For a PCI device, the driver typically searches using pci_attach_device(). The driver searches based on the values specified via the vid, did, and pci options. If no options were specified, the driver will typically search based on a well-known internal list of PCI Vendor and Device IDs that correspond to the devices for which the driver was developed.

For non-PCI devices, the driver usually relies on a memory or I/O base address being specified in order to locate the NIC device. On certain systems, the driver may be able to find the device at well-known locations, without the need for the location to be specified via an option. The driver will then typically do some sanity checks to verify that an operational device indeed exists at the expected location.

Device instantiation

Once it's been determined that a NIC device is present, the driver initializes and configures the interface. It's always a good idea for the driver to reset the device before proceeding, since the device could be in an unknown state (e.g. in the case of a previous incarnation of io-net terminating prematurely without getting a chance to shut off the device properly).

Next, the driver typically allocates some structures in order to store information about the device state. The normal practice is to allocate a driver-specific structure, whose layout is known only to the network driver. The driver may pass a pointer to this structure to other networking subsystem functions. When calls are made into the driver's entry points, the subsystem passes this pointer, so the driver always has access to any data associated with the device. It's a good idea for the driver to store any configuration-related data in the nic_config_t structure so that the driver can take advantage of more of the functionality in libdrvr. The nic_config_t structure can be included in the driver-specific structure.
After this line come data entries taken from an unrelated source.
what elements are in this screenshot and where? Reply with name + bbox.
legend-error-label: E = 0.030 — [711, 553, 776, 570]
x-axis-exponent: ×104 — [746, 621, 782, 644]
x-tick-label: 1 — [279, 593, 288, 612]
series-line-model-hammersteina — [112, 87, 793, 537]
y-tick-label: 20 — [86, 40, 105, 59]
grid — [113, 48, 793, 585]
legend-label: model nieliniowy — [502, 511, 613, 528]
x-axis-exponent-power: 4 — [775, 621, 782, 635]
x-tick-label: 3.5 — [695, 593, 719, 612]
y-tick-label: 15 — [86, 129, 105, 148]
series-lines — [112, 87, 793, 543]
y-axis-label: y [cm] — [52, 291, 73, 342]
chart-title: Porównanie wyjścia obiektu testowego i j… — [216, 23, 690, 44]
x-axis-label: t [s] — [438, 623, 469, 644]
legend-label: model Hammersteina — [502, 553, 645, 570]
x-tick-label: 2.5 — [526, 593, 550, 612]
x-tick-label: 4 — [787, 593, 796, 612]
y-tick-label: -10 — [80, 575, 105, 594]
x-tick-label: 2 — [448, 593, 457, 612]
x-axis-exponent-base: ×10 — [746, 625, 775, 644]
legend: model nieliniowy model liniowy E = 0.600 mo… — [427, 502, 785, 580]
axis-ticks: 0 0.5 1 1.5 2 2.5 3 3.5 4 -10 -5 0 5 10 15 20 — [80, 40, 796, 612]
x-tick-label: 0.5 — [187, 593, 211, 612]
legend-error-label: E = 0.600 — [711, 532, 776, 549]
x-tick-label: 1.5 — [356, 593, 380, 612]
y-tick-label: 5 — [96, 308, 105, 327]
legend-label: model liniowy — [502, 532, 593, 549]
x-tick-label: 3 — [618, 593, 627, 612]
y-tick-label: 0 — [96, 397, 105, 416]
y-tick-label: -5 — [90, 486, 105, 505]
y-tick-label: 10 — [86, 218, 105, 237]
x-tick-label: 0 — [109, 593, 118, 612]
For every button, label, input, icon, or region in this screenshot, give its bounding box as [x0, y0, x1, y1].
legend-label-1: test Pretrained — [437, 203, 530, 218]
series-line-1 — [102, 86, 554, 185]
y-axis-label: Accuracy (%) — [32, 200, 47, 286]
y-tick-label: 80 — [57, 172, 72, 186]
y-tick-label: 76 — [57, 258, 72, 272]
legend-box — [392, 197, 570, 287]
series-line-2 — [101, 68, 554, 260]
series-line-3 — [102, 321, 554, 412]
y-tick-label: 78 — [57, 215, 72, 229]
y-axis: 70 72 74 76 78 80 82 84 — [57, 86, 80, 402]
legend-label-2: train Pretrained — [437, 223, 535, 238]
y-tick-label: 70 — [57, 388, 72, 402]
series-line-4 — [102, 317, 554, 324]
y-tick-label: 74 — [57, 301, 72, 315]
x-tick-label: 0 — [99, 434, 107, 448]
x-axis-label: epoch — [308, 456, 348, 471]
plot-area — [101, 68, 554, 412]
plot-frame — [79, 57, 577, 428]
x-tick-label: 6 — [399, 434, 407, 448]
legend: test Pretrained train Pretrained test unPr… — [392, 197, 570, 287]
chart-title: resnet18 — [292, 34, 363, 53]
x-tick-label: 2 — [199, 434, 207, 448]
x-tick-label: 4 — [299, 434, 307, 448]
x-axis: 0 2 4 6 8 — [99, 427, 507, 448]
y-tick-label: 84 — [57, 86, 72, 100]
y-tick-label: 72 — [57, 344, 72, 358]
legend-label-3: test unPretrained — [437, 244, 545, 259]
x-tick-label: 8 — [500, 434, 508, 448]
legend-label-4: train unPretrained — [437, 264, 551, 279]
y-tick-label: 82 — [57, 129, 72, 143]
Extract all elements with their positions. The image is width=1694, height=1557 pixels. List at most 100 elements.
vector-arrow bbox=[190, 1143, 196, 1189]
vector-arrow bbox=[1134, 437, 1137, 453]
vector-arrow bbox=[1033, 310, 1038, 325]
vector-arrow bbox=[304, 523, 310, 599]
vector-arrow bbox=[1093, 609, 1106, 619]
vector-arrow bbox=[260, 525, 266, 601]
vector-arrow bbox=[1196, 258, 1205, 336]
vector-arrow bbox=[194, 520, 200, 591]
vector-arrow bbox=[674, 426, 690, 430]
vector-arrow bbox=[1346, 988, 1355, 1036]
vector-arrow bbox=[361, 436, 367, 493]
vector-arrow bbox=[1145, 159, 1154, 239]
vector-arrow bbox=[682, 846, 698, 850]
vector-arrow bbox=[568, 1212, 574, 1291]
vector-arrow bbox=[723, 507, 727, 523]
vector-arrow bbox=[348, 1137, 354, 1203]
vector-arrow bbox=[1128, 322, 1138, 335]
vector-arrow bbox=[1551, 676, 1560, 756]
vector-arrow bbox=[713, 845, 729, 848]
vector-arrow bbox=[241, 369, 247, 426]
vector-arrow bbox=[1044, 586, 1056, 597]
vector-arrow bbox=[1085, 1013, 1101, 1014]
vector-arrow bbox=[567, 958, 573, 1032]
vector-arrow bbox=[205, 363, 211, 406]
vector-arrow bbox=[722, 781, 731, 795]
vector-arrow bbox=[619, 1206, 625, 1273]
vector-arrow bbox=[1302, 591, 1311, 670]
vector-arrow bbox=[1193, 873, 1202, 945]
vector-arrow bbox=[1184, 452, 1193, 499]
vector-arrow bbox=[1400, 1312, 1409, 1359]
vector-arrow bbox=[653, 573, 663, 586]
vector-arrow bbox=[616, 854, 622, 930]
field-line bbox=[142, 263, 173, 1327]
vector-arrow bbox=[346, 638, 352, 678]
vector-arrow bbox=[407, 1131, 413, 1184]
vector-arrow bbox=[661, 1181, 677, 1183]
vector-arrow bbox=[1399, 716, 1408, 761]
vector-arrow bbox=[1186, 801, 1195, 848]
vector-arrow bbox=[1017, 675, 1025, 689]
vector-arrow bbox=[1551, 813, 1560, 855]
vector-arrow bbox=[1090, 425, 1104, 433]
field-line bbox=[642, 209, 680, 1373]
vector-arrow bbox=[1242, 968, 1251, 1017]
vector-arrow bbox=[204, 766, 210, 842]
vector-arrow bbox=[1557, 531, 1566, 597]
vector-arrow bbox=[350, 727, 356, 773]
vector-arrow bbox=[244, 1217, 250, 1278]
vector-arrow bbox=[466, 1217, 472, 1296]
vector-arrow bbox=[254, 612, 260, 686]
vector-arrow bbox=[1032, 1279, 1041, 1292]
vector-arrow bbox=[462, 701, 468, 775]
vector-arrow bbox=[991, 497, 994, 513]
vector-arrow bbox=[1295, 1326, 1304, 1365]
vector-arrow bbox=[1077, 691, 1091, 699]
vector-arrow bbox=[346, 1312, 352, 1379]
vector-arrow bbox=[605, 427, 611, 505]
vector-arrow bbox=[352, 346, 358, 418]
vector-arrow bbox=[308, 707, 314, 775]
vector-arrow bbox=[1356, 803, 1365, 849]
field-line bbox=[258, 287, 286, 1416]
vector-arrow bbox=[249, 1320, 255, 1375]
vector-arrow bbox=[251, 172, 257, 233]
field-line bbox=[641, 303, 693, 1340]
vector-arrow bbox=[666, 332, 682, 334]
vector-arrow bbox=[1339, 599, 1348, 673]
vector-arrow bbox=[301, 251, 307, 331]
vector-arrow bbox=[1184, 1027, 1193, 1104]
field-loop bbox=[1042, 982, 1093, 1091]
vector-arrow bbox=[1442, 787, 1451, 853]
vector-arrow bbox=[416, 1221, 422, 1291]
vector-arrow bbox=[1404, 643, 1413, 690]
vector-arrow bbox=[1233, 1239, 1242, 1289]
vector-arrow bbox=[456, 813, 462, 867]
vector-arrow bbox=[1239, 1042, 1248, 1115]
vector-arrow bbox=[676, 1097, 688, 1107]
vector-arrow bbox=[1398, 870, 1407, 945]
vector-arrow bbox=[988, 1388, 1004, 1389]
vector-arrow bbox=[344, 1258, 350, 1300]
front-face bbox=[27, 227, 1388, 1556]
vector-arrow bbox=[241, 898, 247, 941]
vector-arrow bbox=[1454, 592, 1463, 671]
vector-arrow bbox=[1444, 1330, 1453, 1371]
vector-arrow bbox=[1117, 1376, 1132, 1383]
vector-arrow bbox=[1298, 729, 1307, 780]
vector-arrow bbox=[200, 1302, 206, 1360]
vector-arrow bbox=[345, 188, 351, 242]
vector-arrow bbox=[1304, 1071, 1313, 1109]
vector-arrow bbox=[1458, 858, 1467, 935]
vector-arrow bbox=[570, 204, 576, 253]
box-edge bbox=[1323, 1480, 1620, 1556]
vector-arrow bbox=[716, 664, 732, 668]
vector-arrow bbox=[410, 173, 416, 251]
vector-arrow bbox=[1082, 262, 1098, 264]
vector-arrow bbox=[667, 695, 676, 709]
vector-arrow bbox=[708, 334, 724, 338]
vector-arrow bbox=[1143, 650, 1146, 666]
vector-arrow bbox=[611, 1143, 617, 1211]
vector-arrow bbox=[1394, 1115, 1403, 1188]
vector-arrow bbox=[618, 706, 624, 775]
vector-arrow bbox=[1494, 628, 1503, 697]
Also, if higher-level software queries the driver for configuration information, it will expect the information to be in the format defined by the nic_config_t structure, so it's convenient to keep a copy of this structure around.

Avoid the use of global variables in your driver if possible. Referencing global variables is much slower than accessing data that resides in a structure that the system allocated (e.g. calloc()).
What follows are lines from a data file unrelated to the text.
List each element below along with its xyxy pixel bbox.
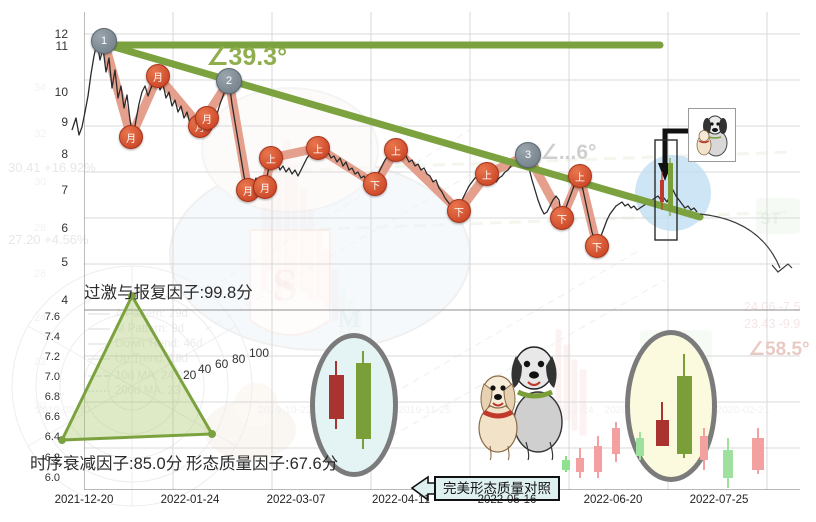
angle-annotation-main: ∠39.3° <box>206 43 288 71</box>
ytick-11: 11 <box>55 39 68 53</box>
pivot-label: 1 <box>100 35 108 47</box>
pivot-marker-p11[interactable]: 下 <box>447 199 471 223</box>
xtick-3: 2022-04-11 <box>372 494 430 506</box>
ytick-9: 9 <box>61 115 68 129</box>
ellipse-left-candles <box>329 351 371 449</box>
pivot-label: 上 <box>391 146 401 158</box>
pivot-label: 月 <box>260 183 270 195</box>
ytick-sub-6.0: 6.0 <box>44 472 60 484</box>
factor-excess-label: 过激与报复因子:99.8分 <box>84 284 253 302</box>
pivot-label: 上 <box>313 144 323 156</box>
pivot-label: 月 <box>153 72 163 84</box>
ytick-7: 7 <box>61 183 68 197</box>
ytick-sub-7.2: 7.2 <box>44 351 60 363</box>
pivot-marker-p8[interactable]: 上 <box>306 136 330 160</box>
pivot-marker-p6[interactable]: 月 <box>253 175 277 199</box>
xtick-1: 2022-01-24 <box>160 494 220 506</box>
pivot-marker-p7[interactable]: 上 <box>259 146 283 170</box>
xtick-2: 2022-03-07 <box>266 494 326 506</box>
ytick-4: 4 <box>61 293 68 307</box>
radar-tick-60: 60 <box>215 357 229 371</box>
pivot-label: 下 <box>454 207 464 219</box>
pivot-marker-p1[interactable]: 月 <box>119 125 143 149</box>
pivot-marker-p14[interactable]: 下 <box>550 206 574 230</box>
pivot-label: 下 <box>592 242 602 254</box>
ellipse-right-candles <box>562 354 764 488</box>
ytick-sub-7.4: 7.4 <box>44 331 60 343</box>
ytick-12: 12 <box>54 27 68 41</box>
pivot-label: 月 <box>126 133 136 145</box>
pivot-marker-3[interactable]: 3 <box>515 142 541 168</box>
dog-illustration-thumbnail <box>688 108 736 162</box>
angle-annotation-faint-mid: ∠...6° <box>540 141 597 164</box>
pivot-marker-1[interactable]: 1 <box>91 28 117 54</box>
pivot-label: 下 <box>370 180 380 192</box>
ytick-6: 6 <box>61 221 68 235</box>
pivot-marker-p2[interactable]: 月 <box>146 64 170 88</box>
pivot-label: 2 <box>225 75 233 87</box>
pivot-label: 上 <box>266 154 276 166</box>
xtick-0: 2021-12-20 <box>54 494 114 506</box>
ytick-sub-6.8: 6.8 <box>44 391 60 403</box>
pivot-marker-p15[interactable]: 下 <box>585 234 609 258</box>
radar-tick-80: 80 <box>232 352 246 366</box>
ytick-sub-7.6: 7.6 <box>44 311 60 323</box>
radar-tick-40: 40 <box>198 362 212 376</box>
pivot-label: 月 <box>202 114 212 126</box>
ytick-sub-7.0: 7.0 <box>44 371 60 383</box>
pivot-label: 下 <box>557 214 567 226</box>
callout-label: 完美形态质量对照 <box>434 476 560 501</box>
pointer-arrow <box>660 131 662 134</box>
ytick-sub-6.2: 6.2 <box>44 452 60 464</box>
angle-annotation-faint-right: ∠58.5° <box>748 339 810 360</box>
ytick-sub-6.6: 6.6 <box>44 411 60 423</box>
ytick-sub-6.4: 6.4 <box>44 431 60 443</box>
xtick-6: 2022-07-25 <box>689 494 749 506</box>
radar-tick-20: 20 <box>183 368 197 382</box>
callout-arrow-icon <box>410 475 440 502</box>
pivot-marker-p10[interactable]: 上 <box>384 138 408 162</box>
pivot-marker-2[interactable]: 2 <box>216 68 242 94</box>
pivot-label: 上 <box>575 172 585 184</box>
ytick-8: 8 <box>61 147 68 161</box>
ytick-5: 5 <box>61 255 68 269</box>
price-highlight-rectangle <box>654 139 678 241</box>
radar-tick-100: 100 <box>249 346 270 360</box>
candlestick-highlight-ellipse-left <box>310 333 398 477</box>
pivot-label: 3 <box>524 149 532 161</box>
pivot-marker-p12[interactable]: 上 <box>475 162 499 186</box>
xtick-5: 2022-06-20 <box>583 494 643 506</box>
factor-decay-label: 时序衰减因子:85.0分 <box>30 455 183 473</box>
pivot-marker-p4[interactable]: 月 <box>195 106 219 130</box>
factor-quality-label: 形态质量因子:67.6分 <box>186 455 339 473</box>
xtick-4: 2022-05-16 <box>477 494 537 506</box>
pivot-marker-p9[interactable]: 下 <box>363 172 387 196</box>
trend-descending-line <box>100 40 704 221</box>
pivot-label: 上 <box>482 170 492 182</box>
ytick-10: 10 <box>54 85 68 99</box>
pivot-label: 月 <box>243 186 253 198</box>
pivot-marker-p13[interactable]: 上 <box>568 164 592 188</box>
two-dogs-illustration <box>478 346 563 461</box>
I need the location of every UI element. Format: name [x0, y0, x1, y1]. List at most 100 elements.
Network drivers generally use an interrupt handler to receive notification of events such as packet reception. We strongly recommended that network drivers use the InterruptAttachEvent() call instead of InterruptAttach() to handle interrupts. In an RTOS, we must keep the amount of time spent in an interrupt handler to an absolute minimum so as not to negatively impact the overall realtime determinism of the system. Therefore, the type of operations performed by network drivers, such as copying packet data or traversing linked lists or iterating ring buffers, should be performed at process time.

The driver normally creates a thread during initialization, to handle events (such as interrupt events, timer events etc.). Note that you need to be extra careful, since multiple threads could simultaneously call into your driver. In addition, the driver's own event thread could be running, so it's very important that all data and device entities are protected (e.g. using mutexes). Make sure you are familiar with multi-threaded programming concepts before attempting to write a network driver.

Once the device is initialized and is ready to be made operational, the driver registers the interface with io-net. See the reg field of the io_net_self_t structure for details on how to register with io-net. When the driver registers, it provides various information to io-net, to allow the networking subsystem to call into the driver's various entry points.

After registering with io-net, the driver must advertise its capabilities to the networking subsystem. See the dl_advert field of the io_net_registrant_funcs_t structure for more details.

At this point, the device is ready to begin operation. The driver's entry points may now be called at any time to perform various tasks such as packet transmission. The driver may also call back into the networking subsystem, for example, to deliver packets that have been received from the medium.